Keep checking the dates.

The USDA says that eggs can be used for up to three to five weeks from the date you bought them.

Don’t wash the shells.

Eggs are prewashed so there’s no need to wash them before using them. Washing your eggs could actually contaminate them.

Store eggs at the correct temperature.

Your refrigerator should be set to hold food at 40°F (4°C) or lower. Eggs will keep just fine at that temp.

Label egg dishes before storing them.

Egg dishes, such as egg salad and quiche, kept at 40°F (4°C) or lower can be used for up to seven days before they must be thrown out. The count begins the day you store the dish. So, if you’re saving and labeling an egg salad prepared on Monday, its use-by date would be the following Sunday.

Wash your hands after handling eggs.

This is especially important before handling food that is ready-to-eat. See the General Food Safety section for some handwashing tips that will help keep you and your family safe.

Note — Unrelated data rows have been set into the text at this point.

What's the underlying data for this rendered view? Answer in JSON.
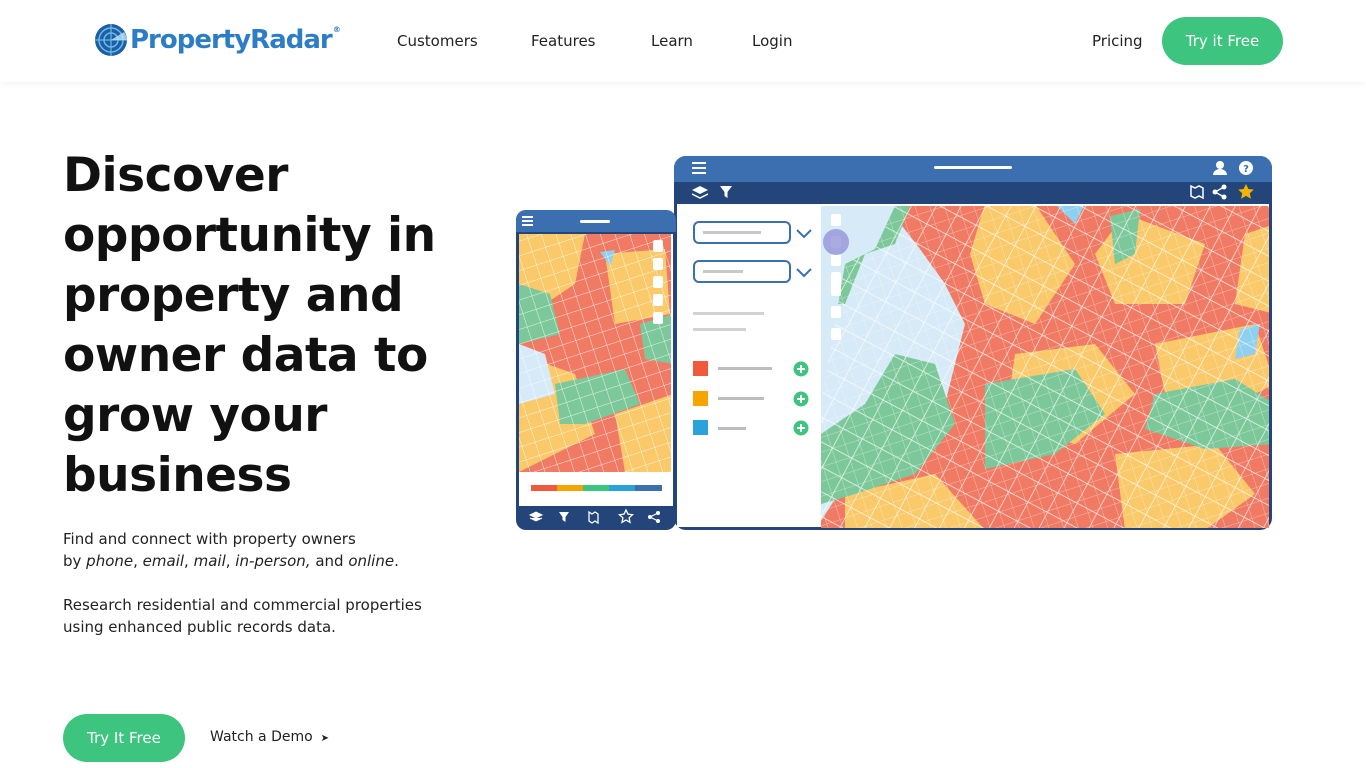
{
  "header": {
    "logo_text": "PropertyRadar",
    "logo_reg": "®",
    "nav": [
      "Customers",
      "Features",
      "Learn",
      "Login"
    ],
    "pricing": "Pricing",
    "cta": "Try it Free"
  },
  "hero": {
    "title": "Discover opportunity in property and owner data to grow your business",
    "p1_line1": "Find and connect with property owners",
    "p1_by": "by ",
    "p1_phone": "phone",
    "p1_email": "email",
    "p1_mail": "mail",
    "p1_inperson": "in-person,",
    "p1_and": " and ",
    "p1_online": "online",
    "p1_end": ".",
    "p2": "Research residential and commercial properties using enhanced public records data.",
    "cta": "Try It Free",
    "demo": "Watch a Demo",
    "demo_arrow": "➤"
  },
  "colors": {
    "brand_blue": "#2c7dc6",
    "green": "#3dc57f",
    "app_blue": "#3b6fb0",
    "app_dark": "#23457a",
    "map_red": "#f07a64",
    "map_yellow": "#f9c96a",
    "map_green": "#7dc89a",
    "map_water": "#d6eaf7",
    "legend_red": "#f05a3a",
    "legend_orange": "#f6a400",
    "legend_blue": "#2aa3dc"
  }
}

Consider using pasteurized eggs when making certain dishes.

Eating raw eggs can be risky. So if you prepare recipes that call for them, such as tiramisu, Caesar dressing or hollandaise sauce, you may be putting people at risk. You can virtually eliminate that risk by buying pasteurized eggs for any dishes that require little or no cooking.

Cook eggs to the correct temperature.

The USDA recommends that all eggs be cooked until both the white and the yolk are firm, not runny. Eggs are safe to eat once they have reached 145°F (63°C). To be sure, use a thermometer to check them.

Never leave cooked egg dishes out for long periods of time.

Once you’re done eating an egg dish, cool it down and put it away in the refrigerator. If you’re serving it buffet style, make sure you don’t let it sit out longer than 4 hours. If you do, you’ll have to throw it out.

Clean and sanitize after preparing eggs.

A quick rinse puts everyone at risk. So don’t just clean, sanitize too! You might think you don’t have the time, but it’s an important step in keeping you and others safe. Wash, rinse and sanitize everything eggs were in contact with – that includes countertops, bowls, whisks and utensils. See the General Food Safety section to find out how to clean and sanitize safely.